The refusal rights granted by HB 3859 are not adequately balanced with the state’s compelling interest to ensure the rights and wellbeing of children in the state’s care. HB 3859 does not specifically establish a requirement that the best interests of children supersede the personal religious beliefs of the provider seeking a refusal.

In the end, this was not about religious freedom. When children are removed from their families because of neglect or abuse, the State has an obligation to place them in homes based on the children’s needs and the prospective family’s ability to meet those needs, not on the religious beliefs of the agency hired by the State to find them homes. These children have the right to have their placement decisions, and the delivery of services to them while in state care, made based on child welfare criteria, not religious criteria. All of the children in Texas deserve better than the consequences HB 3859 will bring to the state. Today, Texas lawmakers took our state in the wrong direction.”

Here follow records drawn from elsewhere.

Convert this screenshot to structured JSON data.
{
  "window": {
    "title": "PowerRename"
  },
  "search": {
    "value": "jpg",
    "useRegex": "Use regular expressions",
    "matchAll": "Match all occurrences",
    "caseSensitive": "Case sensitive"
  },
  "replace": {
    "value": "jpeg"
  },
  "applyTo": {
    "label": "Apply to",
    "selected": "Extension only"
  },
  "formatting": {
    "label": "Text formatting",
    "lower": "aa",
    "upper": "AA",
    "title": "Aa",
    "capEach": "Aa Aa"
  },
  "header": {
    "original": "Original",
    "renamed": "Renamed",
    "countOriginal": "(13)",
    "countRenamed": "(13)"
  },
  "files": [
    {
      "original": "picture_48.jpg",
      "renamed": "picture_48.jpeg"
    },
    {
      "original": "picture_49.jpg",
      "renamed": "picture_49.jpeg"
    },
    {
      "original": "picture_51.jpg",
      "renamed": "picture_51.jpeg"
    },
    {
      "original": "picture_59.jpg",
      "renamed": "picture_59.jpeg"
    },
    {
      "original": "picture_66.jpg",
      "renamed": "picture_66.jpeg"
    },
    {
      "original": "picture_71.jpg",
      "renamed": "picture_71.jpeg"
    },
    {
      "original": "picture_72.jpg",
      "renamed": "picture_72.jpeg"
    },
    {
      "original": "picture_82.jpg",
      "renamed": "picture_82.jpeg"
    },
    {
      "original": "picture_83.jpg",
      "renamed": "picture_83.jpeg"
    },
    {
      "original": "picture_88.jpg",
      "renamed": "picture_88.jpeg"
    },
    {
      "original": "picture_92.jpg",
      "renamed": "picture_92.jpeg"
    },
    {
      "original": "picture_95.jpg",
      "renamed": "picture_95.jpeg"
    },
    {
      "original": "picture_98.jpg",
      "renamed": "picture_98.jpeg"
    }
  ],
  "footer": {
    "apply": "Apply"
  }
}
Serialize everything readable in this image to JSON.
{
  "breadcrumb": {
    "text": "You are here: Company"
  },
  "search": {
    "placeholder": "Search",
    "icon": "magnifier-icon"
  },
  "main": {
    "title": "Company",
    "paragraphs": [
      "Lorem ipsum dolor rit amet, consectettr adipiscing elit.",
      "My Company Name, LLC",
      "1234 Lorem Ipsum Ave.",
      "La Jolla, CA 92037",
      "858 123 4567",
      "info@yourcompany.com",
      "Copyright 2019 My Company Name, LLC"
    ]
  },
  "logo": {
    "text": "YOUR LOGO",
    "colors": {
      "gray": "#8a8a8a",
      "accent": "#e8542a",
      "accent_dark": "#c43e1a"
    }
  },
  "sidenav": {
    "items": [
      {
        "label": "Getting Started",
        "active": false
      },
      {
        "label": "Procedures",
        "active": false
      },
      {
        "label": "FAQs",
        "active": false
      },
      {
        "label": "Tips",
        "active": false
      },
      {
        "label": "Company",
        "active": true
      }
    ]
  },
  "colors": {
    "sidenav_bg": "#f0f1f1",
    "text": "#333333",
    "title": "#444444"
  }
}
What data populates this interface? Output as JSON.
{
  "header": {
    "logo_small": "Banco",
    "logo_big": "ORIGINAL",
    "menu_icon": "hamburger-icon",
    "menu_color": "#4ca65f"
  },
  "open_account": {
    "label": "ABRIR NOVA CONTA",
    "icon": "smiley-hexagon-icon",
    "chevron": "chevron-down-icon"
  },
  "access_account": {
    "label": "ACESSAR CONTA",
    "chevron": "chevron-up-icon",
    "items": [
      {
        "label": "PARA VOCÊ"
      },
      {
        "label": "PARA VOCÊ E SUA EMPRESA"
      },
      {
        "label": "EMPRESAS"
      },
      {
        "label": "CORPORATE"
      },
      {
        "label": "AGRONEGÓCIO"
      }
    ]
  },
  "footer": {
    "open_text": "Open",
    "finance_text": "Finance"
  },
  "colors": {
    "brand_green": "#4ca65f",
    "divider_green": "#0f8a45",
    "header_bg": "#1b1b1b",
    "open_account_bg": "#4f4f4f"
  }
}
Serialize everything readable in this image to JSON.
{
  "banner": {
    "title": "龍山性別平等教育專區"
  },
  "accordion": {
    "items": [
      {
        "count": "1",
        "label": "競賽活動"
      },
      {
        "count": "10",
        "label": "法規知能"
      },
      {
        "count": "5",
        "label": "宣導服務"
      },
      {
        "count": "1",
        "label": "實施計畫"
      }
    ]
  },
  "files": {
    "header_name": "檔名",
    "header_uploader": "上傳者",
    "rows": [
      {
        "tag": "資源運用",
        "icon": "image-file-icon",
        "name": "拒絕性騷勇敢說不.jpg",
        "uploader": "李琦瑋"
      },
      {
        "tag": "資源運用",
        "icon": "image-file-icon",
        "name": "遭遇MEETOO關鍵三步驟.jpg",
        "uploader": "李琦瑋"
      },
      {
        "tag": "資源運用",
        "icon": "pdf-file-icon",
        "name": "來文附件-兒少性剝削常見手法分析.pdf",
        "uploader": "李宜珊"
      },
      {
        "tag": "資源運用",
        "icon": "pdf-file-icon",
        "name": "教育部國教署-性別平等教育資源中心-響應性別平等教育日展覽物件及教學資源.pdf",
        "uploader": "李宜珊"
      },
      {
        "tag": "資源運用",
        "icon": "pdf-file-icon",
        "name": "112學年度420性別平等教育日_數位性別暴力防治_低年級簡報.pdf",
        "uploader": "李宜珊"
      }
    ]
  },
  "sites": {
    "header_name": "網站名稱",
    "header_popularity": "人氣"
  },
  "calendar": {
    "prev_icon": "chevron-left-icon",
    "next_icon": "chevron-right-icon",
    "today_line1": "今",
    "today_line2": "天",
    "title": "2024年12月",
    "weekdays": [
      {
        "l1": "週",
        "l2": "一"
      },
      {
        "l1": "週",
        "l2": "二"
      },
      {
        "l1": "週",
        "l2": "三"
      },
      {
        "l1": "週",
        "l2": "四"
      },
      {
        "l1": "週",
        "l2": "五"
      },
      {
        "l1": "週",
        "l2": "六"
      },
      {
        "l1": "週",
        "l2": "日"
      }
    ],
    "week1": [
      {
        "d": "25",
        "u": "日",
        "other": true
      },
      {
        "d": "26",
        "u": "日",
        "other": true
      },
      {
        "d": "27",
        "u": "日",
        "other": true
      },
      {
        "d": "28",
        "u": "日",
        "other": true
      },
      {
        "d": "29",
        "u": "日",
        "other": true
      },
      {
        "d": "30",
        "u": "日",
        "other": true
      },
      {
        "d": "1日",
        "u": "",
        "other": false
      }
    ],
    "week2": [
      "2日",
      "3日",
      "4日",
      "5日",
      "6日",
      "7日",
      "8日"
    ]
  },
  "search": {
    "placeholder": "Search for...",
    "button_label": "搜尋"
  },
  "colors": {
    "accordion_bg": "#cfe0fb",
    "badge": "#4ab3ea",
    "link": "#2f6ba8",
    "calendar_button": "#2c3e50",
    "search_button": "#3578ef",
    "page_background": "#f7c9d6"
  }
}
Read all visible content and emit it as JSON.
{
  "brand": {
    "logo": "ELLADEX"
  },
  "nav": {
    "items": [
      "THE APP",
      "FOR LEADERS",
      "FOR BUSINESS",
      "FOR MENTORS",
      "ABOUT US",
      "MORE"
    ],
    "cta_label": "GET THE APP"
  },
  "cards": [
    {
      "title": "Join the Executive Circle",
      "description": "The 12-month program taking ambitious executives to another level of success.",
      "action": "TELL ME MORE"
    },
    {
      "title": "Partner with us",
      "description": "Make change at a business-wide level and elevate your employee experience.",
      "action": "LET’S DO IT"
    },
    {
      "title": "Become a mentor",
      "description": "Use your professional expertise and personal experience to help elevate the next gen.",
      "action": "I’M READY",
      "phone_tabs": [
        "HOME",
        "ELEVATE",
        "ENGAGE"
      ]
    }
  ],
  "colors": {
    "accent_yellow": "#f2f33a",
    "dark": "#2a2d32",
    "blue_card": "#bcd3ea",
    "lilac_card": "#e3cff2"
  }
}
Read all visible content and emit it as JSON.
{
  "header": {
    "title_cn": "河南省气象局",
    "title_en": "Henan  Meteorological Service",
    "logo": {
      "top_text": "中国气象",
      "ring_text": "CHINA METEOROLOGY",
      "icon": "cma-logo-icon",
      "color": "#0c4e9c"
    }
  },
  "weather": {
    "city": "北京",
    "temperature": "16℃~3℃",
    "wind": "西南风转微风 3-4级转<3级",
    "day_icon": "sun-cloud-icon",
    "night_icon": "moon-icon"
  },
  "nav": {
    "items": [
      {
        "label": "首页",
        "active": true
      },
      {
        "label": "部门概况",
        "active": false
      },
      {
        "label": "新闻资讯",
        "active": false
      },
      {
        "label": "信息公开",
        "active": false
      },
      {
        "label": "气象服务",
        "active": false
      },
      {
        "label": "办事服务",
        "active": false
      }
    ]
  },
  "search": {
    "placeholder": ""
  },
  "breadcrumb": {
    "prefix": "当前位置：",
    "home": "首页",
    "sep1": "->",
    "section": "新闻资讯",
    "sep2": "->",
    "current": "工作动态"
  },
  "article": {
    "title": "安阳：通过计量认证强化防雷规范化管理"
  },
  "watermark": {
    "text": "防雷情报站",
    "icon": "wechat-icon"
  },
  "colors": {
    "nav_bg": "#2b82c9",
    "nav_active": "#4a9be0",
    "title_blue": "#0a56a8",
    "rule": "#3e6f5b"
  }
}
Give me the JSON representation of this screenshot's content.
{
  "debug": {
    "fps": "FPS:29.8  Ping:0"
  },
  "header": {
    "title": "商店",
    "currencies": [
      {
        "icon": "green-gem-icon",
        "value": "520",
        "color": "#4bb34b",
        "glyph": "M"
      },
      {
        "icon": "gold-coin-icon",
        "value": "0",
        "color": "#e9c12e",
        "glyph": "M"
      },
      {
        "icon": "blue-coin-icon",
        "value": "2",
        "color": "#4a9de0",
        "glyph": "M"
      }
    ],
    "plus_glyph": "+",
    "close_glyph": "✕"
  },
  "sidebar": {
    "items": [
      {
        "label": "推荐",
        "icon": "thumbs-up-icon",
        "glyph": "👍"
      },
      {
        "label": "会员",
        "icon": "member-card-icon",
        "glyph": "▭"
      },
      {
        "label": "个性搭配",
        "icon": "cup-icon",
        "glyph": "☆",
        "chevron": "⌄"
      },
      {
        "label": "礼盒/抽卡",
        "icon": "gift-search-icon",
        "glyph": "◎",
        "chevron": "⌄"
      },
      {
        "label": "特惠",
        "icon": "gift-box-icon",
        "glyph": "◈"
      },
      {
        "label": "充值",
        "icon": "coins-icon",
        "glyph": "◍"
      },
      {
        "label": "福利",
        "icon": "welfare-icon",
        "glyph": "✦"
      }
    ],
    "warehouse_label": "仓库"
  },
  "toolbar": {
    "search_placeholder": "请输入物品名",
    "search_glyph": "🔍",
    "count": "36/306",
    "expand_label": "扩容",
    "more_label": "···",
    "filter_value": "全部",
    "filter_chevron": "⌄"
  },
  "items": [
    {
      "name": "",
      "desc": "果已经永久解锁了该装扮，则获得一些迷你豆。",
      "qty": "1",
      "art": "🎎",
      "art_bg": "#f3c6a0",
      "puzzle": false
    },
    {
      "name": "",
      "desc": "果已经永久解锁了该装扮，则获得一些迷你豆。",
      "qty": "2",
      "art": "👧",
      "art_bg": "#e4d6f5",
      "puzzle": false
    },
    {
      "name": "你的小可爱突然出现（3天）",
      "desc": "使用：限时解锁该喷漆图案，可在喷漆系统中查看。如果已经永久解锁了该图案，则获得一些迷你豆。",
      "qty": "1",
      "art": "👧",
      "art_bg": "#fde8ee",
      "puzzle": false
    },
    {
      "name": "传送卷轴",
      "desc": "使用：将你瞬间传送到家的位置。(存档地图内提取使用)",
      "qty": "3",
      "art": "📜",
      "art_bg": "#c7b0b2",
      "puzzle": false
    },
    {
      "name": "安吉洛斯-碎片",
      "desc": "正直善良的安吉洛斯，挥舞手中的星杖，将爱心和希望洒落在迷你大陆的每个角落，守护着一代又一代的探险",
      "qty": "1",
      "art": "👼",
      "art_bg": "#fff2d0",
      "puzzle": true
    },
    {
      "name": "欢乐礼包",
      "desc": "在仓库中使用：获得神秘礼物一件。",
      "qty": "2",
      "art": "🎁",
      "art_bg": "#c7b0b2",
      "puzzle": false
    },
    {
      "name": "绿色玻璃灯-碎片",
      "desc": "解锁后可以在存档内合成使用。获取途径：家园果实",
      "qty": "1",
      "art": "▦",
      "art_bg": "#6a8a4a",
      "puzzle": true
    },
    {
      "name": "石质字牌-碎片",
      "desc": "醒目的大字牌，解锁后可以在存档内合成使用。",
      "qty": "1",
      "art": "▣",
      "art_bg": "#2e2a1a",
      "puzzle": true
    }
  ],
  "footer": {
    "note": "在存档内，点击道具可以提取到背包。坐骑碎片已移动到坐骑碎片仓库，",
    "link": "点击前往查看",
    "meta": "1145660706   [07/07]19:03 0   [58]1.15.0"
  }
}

Examples of this unconstitutional policy and the imbalances include:

  • An agency could refuse to care for children who do not share its faith or turn away prospective adoptive or foster parents who practice a different religion;
  • A foster home could impose a religion on children in its care, regardless whether the children share that faith;
  • A counselor could refuse to provide family reunification services to a parent who does not go to church or was divorced;
  • An employee of any private agency could place a child with strangers instead of a close relative because the relative is gay or transgender;
  • A foster family could actively obstruct a teenager who has been the victim of sexual assault from accessing emergency contraception.

Despite assurances that children and families turned away by a provider for religious reasons will have access to other providers, there is nothing in HB 3859 to ensure such access.

Nothing in HB 3859 requires child welfare providers who refuse services to inform the state of the refusal. 100% of the burden to inform the state is placed on the child in state care. Nothing in HB 3859 requires that alternate providers actually be available before a provider is allowed to refuse services.